Pour cette sœur cadette qui est debout à côté de la fiancée, qui l’embrasse et qui s’afflige sur son sein, c’est un personnage tout à fait intéressant. Elle est vraiment fâchée de se séparer de sa sœur, elle en pleure ; mais cet incident n’attriste pas la composition ; au contraire, il ajoute à ce qu’elle a de touchant. Il y a du goût, et du bon goût, à avoir imaginé cet épisode.

Les deux enfants, dont l’un, assis à côté de la mère, s’amuse à jeter du pain à la poule et à sa petite famille, et dont l’autre s’élève sur la pointe des pieds et tend le cou pour voir, sont charmants ; mais surtout le dernier.

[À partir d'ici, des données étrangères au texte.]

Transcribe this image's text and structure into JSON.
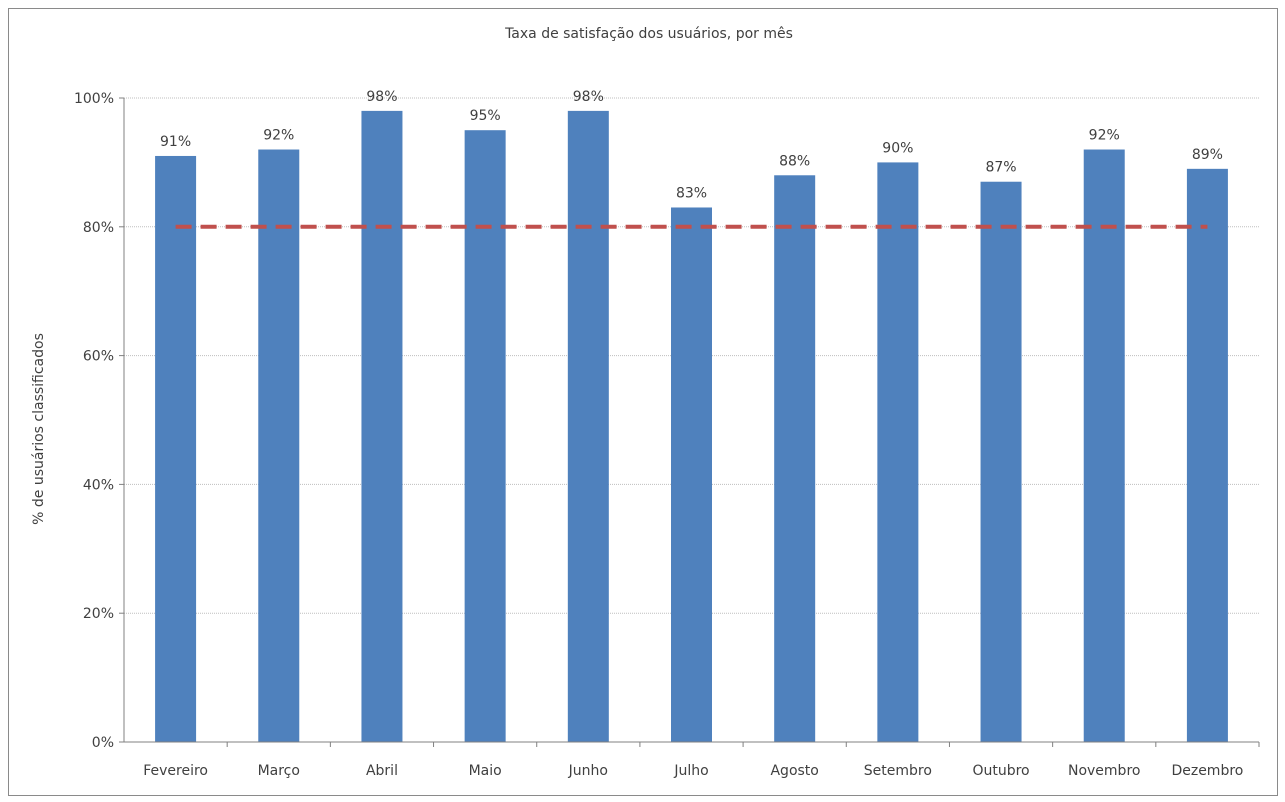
{
  "chart_data": {
    "type": "bar",
    "title": "Taxa de satisfação dos usuários, por mês",
    "xlabel": "",
    "ylabel": "% de usuários classificados",
    "categories": [
      "Fevereiro",
      "Março",
      "Abril",
      "Maio",
      "Junho",
      "Julho",
      "Agosto",
      "Setembro",
      "Outubro",
      "Novembro",
      "Dezembro"
    ],
    "series": [
      {
        "values": [
          91,
          92,
          98,
          95,
          98,
          83,
          88,
          90,
          87,
          92,
          89
        ],
        "color": "#4f81bd"
      },
      {
        "type": "line",
        "style": "dashed",
        "values": [
          80,
          80,
          80,
          80,
          80,
          80,
          80,
          80,
          80,
          80,
          80
        ],
        "color": "#c0504d"
      }
    ],
    "data_labels": [
      "91%",
      "92%",
      "98%",
      "95%",
      "98%",
      "83%",
      "88%",
      "90%",
      "87%",
      "92%",
      "89%"
    ],
    "y_ticks": [
      0,
      20,
      40,
      60,
      80,
      100
    ],
    "y_tick_labels": [
      "0%",
      "20%",
      "40%",
      "60%",
      "80%",
      "100%"
    ],
    "ylim": [
      0,
      100
    ],
    "grid": true,
    "legend": "none",
    "colors": {
      "bar": "#4f81bd",
      "target_line": "#c0504d",
      "grid": "#bfbfbf",
      "axis": "#808080",
      "text": "#404040"
    }
  }
}
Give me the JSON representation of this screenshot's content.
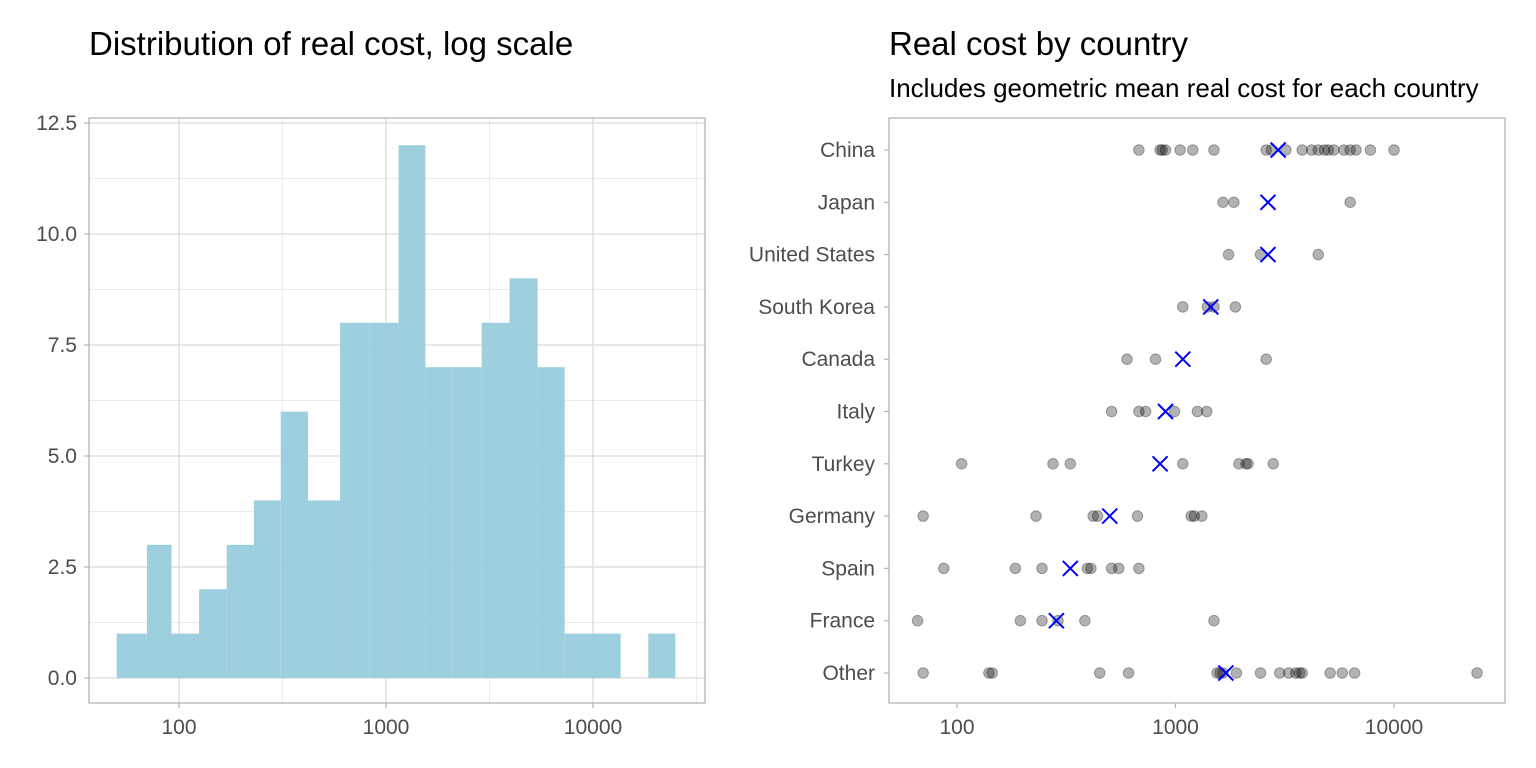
{
  "colors": {
    "bar_fill": "#9ECFDF",
    "grid_major": "#D9D9D9",
    "grid_minor": "#EBEBEB",
    "panel_border": "#B3B3B3",
    "point": "#000000",
    "mean_marker": "#0000FF"
  },
  "chart_data": [
    {
      "type": "bar",
      "title": "Distribution of real cost, log scale",
      "xlabel": "",
      "ylabel": "",
      "x_scale": "log10",
      "x_ticks": [
        "100",
        "1000",
        "10000"
      ],
      "y_ticks": [
        "0.0",
        "2.5",
        "5.0",
        "7.5",
        "10.0",
        "12.5"
      ],
      "ylim": [
        0,
        12.5
      ],
      "grid": true,
      "bins": [
        {
          "from": 50,
          "to": 70,
          "count": 1
        },
        {
          "from": 70,
          "to": 92,
          "count": 3
        },
        {
          "from": 92,
          "to": 125,
          "count": 1
        },
        {
          "from": 125,
          "to": 170,
          "count": 2
        },
        {
          "from": 170,
          "to": 230,
          "count": 3
        },
        {
          "from": 230,
          "to": 310,
          "count": 4
        },
        {
          "from": 310,
          "to": 420,
          "count": 6
        },
        {
          "from": 420,
          "to": 600,
          "count": 4
        },
        {
          "from": 600,
          "to": 830,
          "count": 8
        },
        {
          "from": 830,
          "to": 1150,
          "count": 8
        },
        {
          "from": 1150,
          "to": 1550,
          "count": 12
        },
        {
          "from": 1550,
          "to": 2100,
          "count": 7
        },
        {
          "from": 2100,
          "to": 2900,
          "count": 7
        },
        {
          "from": 2900,
          "to": 3950,
          "count": 8
        },
        {
          "from": 3950,
          "to": 5400,
          "count": 9
        },
        {
          "from": 5400,
          "to": 7300,
          "count": 7
        },
        {
          "from": 7300,
          "to": 10000,
          "count": 1
        },
        {
          "from": 10000,
          "to": 13600,
          "count": 1
        },
        {
          "from": 13600,
          "to": 18500,
          "count": 0
        },
        {
          "from": 18500,
          "to": 25000,
          "count": 1
        }
      ]
    },
    {
      "type": "scatter",
      "title": "Real cost by country",
      "subtitle": "Includes geometric mean real cost for each country",
      "xlabel": "",
      "ylabel": "",
      "x_scale": "log10",
      "x_ticks": [
        "100",
        "1000",
        "10000"
      ],
      "grid": false,
      "categories": [
        "China",
        "Japan",
        "United States",
        "South Korea",
        "Canada",
        "Italy",
        "Turkey",
        "Germany",
        "Spain",
        "France",
        "Other"
      ],
      "series": [
        {
          "values": [
            [
              680,
              850,
              870,
              900,
              1050,
              1200,
              1500,
              2600,
              2750,
              3200,
              3800,
              4200,
              4500,
              4800,
              5000,
              5300,
              5900,
              6300,
              6700,
              7800,
              10000
            ],
            [
              1650,
              1850,
              6300
            ],
            [
              1750,
              2450,
              4500
            ],
            [
              1080,
              1400,
              1500,
              1880
            ],
            [
              600,
              810,
              2600
            ],
            [
              510,
              680,
              730,
              990,
              1260,
              1390
            ],
            [
              105,
              275,
              330,
              1080,
              1950,
              2100,
              2150,
              2800
            ],
            [
              70,
              230,
              420,
              440,
              670,
              1180,
              1220,
              1320
            ],
            [
              87,
              185,
              245,
              395,
              410,
              510,
              550,
              680
            ],
            [
              66,
              195,
              245,
              290,
              385,
              1500
            ],
            [
              70,
              140,
              145,
              450,
              610,
              1550,
              1600,
              1650,
              1900,
              2450,
              3000,
              3300,
              3550,
              3700,
              3800,
              5100,
              5800,
              6600,
              24000
            ]
          ]
        },
        {
          "marker": "x",
          "values": [
            2950,
            2650,
            2650,
            1450,
            1080,
            900,
            850,
            500,
            330,
            285,
            1700
          ]
        }
      ]
    }
  ]
}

Les deux servantes, debout, au fond de la chambre, nonchalamment penchées l’une contre l’autre, semblent dire, d’attitude et de visage : Quand est-ce que notre tour viendra ?

Et cette poule qui a mené ses poussins au milieu de la scène, et qui a cinq ou six petits, comme la mère aux pieds de laquelle elle cherche sa vie a six à sept enfants, et cette petite fille qui leur jette du pain et qui les nourrit ; il faut avouer que tout cela est d’une convenance charmante avec la scène qui se passe, et avec le lieu et les personnages. Voilà un petit trait de poésie tout à fait ingénieux.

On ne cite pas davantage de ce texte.